Notice that when used on a DatetimeIndex, TimedeltaIndex or PeriodIndex, tolerance will coerced into a Timedelta if possible. This allows you to specify tolerance with appropriate strings.

Dropping labels from an axis

A method closely related to reindex is the drop() function. It removes a set of labels from an axis:

  1. In [251]: df
  2. Out[251]:
  3. one two three
  4. a -1.101558 1.124472 NaN
  5. b -0.177289 2.487104 -0.634293
  6. c 0.462215 -0.486066 1.931194
  7. d NaN -0.456288 -1.222918
  8. In [252]: df.drop(['a', 'd'], axis=0)
  9. Out[252]:
  10. one two three
  11. b -0.177289 2.487104 -0.634293
  12. c 0.462215 -0.486066 1.931194
  13. In [253]: df.drop(['one'], axis=1)
  14. Out[253]:
  15. two three
  16. a 1.124472 NaN
  17. b 2.487104 -0.634293
  18. c -0.486066 1.931194
  19. d -0.456288 -1.222918

Note that the following also works, but is a bit less obvious / clean:

  1. In [254]: df.reindex(df.index.difference(['a', 'd']))
  2. Out[254]:
  3. one two three
  4. b -0.177289 2.487104 -0.634293
  5. c 0.462215 -0.486066 1.931194

Renaming / mapping labels

The rename() method allows you to relabel an axis based on some mapping (a dict or Series) or an arbitrary function.

  1. In [255]: s
  2. Out[255]:
  3. a 0.505453
  4. b 1.788110
  5. c -0.405908
  6. d -0.801912
  7. e 0.768460
  8. dtype: float64
  9. In [256]: s.rename(str.upper)
  10. Out[256]:
  11. A 0.505453
  12. B 1.788110
  13. C -0.405908
  14. D -0.801912
  15. E 0.768460
  16. dtype: float64

If you pass a function, it must return a value when called with any of the labels (and must produce a set of unique values). A dict or Series can also be used:

  1. In [257]: df.rename(columns={'one': 'foo', 'two': 'bar'},
  2. .....: index={'a': 'apple', 'b': 'banana', 'd': 'durian'})
  3. .....:
  4. Out[257]:
  5. foo bar three
  6. apple -1.101558 1.124472 NaN
  7. banana -0.177289 2.487104 -0.634293
  8. c 0.462215 -0.486066 1.931194
  9. durian NaN -0.456288 -1.222918

If the mapping doesn’t include a column/index label, it isn’t renamed. Note that extra labels in the mapping don’t throw an error.

New in version 0.21.0.

DataFrame.rename() also supports an “axis-style” calling convention, where you specify a single mapper and the axis to apply that mapping to.

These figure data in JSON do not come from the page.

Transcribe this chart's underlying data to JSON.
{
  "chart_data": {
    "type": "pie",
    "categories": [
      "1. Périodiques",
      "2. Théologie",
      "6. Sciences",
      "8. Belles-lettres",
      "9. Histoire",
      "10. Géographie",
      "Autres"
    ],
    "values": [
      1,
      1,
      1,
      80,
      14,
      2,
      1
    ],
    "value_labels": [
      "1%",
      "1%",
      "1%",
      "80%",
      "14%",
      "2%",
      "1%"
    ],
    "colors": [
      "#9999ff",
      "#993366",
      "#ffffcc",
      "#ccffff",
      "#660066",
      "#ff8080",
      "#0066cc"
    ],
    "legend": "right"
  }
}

  1. In [258]: df.rename({'one': 'foo', 'two': 'bar'}, axis='columns')
  2. Out[258]:
  3. foo bar three
  4. a -1.101558 1.124472 NaN
  5. b -0.177289 2.487104 -0.634293
  6. c 0.462215 -0.486066 1.931194
  7. d NaN -0.456288 -1.222918
  8. In [259]: df.rename({'a': 'apple', 'b': 'banana', 'd': 'durian'}, axis='index')
  9. Out[259]:
  10. one two three
  11. apple -1.101558 1.124472 NaN
  12. banana -0.177289 2.487104 -0.634293
  13. c 0.462215 -0.486066 1.931194
  14. durian NaN -0.456288 -1.222918

The rename() method also provides an inplace named parameter that is by default False and copies the underlying data. Pass inplace=True to rename the data in place.

New in version 0.18.0.

Finally, rename() also accepts a scalar or list-like for altering the Series.name attribute.

  1. In [260]: s.rename("scalar-name")
  2. Out[260]:
  3. a 0.505453
  4. b 1.788110
  5. c -0.405908
  6. d -0.801912
  7. e 0.768460
  8. Name: scalar-name, dtype: float64

The Panel class has a related rename_axis() class which can rename any of its three axes.